EastEnders boss admits soap isn’t realistic
EastEnders isn’t a realistic portrayal of working class life or the real East End admits the BBC soap’s boss but Coronation Street executive producer Kieran Roberts believes the Granada soap is reflective of real life.
It’s a criticism often aimed at soaps especially these days given their penance of increasingly over the top, sensationalised storylines – soaps are not realistic. Critics are often quick to ask “just how many murderers can life in one Square/Street/Village?”. The answer is usually a lot if Emmerdale, Coronation Street and EastEnders are anything to go by. However, one soap boss has admitted his soap isn’t realistic and doesn’t portray working class life as it is now – EastEnders’ John York.
The former producer of the soap is now the BBC’s boss of drama production and in a new interview with the Radio Times admitted Walford isn’t really like the East End at all. However, he did point out that the soap had made good progress in the last few years to make it more multicultural – something which the real East End today of course is. The introduction of the Fox and Masood families, both well liked by viewers, are two things in the soap’s favour in terms of multi-culturalism.

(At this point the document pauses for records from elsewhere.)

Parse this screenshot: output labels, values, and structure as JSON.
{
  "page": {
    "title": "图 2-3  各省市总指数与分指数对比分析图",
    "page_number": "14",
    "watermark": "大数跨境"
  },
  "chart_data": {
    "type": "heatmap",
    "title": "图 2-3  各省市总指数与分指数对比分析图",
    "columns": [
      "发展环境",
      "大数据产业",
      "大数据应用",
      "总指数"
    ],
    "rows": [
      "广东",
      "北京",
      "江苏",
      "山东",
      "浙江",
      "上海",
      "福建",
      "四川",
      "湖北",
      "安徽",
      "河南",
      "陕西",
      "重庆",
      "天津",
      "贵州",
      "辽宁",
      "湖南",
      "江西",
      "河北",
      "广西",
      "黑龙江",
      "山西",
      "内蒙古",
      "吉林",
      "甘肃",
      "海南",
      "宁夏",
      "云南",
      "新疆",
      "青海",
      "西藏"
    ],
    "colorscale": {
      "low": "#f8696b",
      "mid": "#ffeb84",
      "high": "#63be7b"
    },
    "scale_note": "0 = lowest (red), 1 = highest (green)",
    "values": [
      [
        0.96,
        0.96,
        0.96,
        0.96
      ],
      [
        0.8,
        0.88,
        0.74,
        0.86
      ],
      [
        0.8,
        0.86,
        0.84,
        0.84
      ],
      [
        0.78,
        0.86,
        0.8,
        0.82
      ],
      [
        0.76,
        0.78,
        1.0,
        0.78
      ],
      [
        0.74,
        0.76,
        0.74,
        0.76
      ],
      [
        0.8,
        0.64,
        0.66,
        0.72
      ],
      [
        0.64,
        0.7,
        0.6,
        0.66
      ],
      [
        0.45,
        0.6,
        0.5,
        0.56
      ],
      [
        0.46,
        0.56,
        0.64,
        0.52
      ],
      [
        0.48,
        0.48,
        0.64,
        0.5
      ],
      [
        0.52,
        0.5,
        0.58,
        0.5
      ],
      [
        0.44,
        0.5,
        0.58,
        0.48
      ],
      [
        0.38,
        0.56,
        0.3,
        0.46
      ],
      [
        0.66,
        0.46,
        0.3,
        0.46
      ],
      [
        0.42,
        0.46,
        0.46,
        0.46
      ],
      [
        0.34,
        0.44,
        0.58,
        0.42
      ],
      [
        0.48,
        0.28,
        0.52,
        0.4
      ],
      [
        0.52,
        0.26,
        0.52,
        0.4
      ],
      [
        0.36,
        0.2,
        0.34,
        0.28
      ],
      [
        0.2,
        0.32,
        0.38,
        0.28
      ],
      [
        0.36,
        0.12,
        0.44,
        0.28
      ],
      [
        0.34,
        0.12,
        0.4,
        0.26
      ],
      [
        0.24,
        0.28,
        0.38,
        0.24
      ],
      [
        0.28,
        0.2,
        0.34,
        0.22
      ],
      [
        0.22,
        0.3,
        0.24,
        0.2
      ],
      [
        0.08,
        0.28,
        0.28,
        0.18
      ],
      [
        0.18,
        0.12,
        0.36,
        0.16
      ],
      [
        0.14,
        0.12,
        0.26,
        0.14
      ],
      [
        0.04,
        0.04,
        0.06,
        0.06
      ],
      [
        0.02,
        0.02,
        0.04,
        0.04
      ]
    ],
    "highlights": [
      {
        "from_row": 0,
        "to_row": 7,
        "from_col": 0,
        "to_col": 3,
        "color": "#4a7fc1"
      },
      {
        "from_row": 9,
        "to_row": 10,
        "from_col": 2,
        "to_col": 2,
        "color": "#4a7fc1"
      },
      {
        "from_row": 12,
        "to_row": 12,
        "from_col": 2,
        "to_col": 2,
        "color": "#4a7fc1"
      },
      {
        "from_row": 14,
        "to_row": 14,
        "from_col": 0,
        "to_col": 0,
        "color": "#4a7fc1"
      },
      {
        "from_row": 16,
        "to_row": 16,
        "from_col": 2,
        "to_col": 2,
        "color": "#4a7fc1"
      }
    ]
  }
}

“It’s not realistic in that respect but you look for an emotional truthfulness…..Real life changes much more quickly than representations of it on television,….Soaps reach a point where they have a really big decision to make – do they stay true to the original vision or do they throw it away and adapt to a changing world?” – John Yorke in the Radio Times
However, while Yorke is quick to admit EastEnders isn’t as realistic as it could be Coronation Street’s executive producer Kieran Roberts doesn’t believe the same can be said of the Granada soap. Even though the saga has recently been criticised by some for its gay storylines and having potentially three gay couples, seven gay characters, within one street. Roberts told the Radio Times that Corrie presented “a warm and cosy version of the world”.
Some might argue having at least two serial killers living on the street within a decade of each other might not really be that “warm” or “cosy”. Throw in a tram crash, Tracey Barlow’s various devious and murderous antics and plots about people faking their deaths and “warm” and cosy” don’t quite seem the right words. In fact “Dynasty-esque” would, perhaps, be more on the mark.
Roberts also told the Radio Times he felt Corrie was “about right” with its mix of ethnic characters and would be “worried if viewers – especially viewers from ethnic minorities – were saying they didn’t think the show represented them fully.”